![]() |
Coal is a burnable carbonaceous rock, classified as sedimentary. Coal is divided into four major types, based generally on the amount of transformation undergone from the earlier plant and peat stages, heating value and other characteristics:
Lignite: A brownish-black coal with generally high moisture and ash content and the lowest carbon content. Significant resources and mining operations are in Texas, North Dakota and Montana.
Subbituminous: Coal with higher heating value than lignite. Wyoming produces the bulk of sub-bituminous coal in the Powder River Basin (PRB) area.
Bituminous: Soft, intermediate grade of coal that is most common and widely used in the United States. It is mined mainly in Appalachia and the Midwest regions of the US.
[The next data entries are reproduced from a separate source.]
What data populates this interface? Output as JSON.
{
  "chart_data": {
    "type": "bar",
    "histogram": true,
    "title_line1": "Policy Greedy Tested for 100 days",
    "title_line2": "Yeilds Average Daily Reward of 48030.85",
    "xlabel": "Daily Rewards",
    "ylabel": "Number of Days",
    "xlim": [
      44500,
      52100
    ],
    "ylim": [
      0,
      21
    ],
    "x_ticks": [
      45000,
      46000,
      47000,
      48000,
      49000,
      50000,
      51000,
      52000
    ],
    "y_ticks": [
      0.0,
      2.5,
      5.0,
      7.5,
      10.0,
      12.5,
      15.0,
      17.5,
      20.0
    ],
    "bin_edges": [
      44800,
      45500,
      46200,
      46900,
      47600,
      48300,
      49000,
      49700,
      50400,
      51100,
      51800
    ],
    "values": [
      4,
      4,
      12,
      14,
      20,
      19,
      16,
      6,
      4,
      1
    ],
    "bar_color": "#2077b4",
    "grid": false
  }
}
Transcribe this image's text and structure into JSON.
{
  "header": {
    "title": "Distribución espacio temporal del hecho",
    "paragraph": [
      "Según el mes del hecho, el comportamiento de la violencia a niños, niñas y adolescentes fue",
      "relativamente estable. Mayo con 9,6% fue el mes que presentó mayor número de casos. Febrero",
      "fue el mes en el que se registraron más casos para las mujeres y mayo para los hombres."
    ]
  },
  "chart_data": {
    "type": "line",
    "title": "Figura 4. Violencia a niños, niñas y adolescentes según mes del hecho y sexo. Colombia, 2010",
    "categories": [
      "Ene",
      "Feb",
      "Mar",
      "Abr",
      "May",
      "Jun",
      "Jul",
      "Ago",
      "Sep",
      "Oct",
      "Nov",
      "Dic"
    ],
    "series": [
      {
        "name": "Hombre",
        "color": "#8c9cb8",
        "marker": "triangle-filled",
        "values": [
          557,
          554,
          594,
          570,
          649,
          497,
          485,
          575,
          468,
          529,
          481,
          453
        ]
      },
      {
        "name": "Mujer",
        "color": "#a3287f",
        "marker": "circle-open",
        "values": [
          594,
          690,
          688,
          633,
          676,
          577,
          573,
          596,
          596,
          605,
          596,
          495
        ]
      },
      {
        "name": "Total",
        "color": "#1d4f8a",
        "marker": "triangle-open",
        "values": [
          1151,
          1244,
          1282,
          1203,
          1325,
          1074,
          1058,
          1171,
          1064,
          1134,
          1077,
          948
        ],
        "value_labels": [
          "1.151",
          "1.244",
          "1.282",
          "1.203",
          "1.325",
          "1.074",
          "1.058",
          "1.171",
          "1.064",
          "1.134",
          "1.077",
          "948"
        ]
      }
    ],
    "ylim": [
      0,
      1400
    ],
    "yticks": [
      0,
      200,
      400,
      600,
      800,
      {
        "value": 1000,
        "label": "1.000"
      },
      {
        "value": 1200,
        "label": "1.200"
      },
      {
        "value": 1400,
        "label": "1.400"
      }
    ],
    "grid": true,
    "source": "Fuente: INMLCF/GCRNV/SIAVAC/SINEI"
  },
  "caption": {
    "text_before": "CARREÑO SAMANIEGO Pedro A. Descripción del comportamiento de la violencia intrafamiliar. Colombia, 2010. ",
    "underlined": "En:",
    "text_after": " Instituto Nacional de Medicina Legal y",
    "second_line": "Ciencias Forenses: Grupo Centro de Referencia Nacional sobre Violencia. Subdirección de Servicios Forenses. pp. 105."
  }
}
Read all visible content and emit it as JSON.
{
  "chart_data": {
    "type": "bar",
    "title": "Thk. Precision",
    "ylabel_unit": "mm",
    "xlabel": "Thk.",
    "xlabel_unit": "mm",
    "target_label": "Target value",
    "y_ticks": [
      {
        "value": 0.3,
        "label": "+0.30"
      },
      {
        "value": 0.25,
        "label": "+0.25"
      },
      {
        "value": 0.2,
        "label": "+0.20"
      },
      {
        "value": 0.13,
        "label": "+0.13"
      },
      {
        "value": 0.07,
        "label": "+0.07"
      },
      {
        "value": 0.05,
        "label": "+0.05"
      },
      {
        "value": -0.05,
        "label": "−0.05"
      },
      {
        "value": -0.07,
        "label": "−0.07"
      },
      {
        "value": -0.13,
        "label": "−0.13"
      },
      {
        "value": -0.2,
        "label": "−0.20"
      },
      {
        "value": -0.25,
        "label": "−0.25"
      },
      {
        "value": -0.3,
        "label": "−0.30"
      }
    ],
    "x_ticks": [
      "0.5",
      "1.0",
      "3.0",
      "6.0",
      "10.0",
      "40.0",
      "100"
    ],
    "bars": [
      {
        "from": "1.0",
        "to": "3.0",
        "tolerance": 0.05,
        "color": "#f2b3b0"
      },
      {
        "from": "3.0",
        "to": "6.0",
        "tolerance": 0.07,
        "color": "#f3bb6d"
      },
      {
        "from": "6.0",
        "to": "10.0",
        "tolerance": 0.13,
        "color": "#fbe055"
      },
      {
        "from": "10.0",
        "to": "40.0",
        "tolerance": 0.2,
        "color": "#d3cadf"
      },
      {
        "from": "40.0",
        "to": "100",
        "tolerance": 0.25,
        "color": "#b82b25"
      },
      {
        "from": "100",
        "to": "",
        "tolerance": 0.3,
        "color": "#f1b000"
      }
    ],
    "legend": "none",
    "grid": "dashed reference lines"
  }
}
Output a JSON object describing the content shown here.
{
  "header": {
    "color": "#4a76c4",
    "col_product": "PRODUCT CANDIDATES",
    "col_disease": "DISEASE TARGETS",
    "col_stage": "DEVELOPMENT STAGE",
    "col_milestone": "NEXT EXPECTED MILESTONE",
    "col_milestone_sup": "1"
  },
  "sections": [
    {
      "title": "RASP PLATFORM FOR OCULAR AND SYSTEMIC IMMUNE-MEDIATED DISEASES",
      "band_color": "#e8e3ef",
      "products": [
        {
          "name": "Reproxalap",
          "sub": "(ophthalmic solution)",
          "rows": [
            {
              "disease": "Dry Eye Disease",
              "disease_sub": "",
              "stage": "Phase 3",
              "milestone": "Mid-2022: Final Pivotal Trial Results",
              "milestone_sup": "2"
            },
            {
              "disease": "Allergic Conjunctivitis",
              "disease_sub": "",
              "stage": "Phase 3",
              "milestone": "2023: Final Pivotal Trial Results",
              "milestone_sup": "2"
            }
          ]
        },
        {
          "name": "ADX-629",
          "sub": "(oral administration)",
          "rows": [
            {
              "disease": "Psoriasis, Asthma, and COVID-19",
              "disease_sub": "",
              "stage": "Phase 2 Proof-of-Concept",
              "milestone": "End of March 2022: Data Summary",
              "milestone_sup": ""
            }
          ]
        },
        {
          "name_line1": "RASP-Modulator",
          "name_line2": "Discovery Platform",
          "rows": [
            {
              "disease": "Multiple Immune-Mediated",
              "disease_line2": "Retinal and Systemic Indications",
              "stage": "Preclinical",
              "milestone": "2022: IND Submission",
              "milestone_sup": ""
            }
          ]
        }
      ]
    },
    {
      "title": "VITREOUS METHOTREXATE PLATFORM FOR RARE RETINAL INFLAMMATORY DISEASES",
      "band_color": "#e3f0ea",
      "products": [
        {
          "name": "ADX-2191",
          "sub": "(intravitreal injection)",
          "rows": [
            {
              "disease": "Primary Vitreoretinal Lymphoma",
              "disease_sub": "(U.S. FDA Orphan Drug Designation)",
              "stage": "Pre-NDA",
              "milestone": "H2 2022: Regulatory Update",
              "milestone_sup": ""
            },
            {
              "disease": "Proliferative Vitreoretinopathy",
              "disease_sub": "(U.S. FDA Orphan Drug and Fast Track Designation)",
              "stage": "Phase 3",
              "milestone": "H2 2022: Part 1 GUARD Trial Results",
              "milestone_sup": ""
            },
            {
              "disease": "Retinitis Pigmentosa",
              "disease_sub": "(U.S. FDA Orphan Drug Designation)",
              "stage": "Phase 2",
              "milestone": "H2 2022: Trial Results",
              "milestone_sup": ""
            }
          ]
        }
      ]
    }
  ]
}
Anthracite: The hardest type of coal, consisting of nearly all carbon. Mined in the Appalachian area of Pennsylvania, it has the highest heating value and lowest moisture and ash content.
Mining methods for coal is usually accomplished by open pit (or surface) or underground (also called deep) mining techniques. Deposits of coal less than 200 feet are extracted by surface mining, which accounts for the majority (67 percent) of the annual US coal production.
Underground mining is usually accomplished by either longwall or continuous mining techniques.
Coking coal is a bituminous coal with special characteristics that allows it to be converted into coke and used in the steel manufacturing process.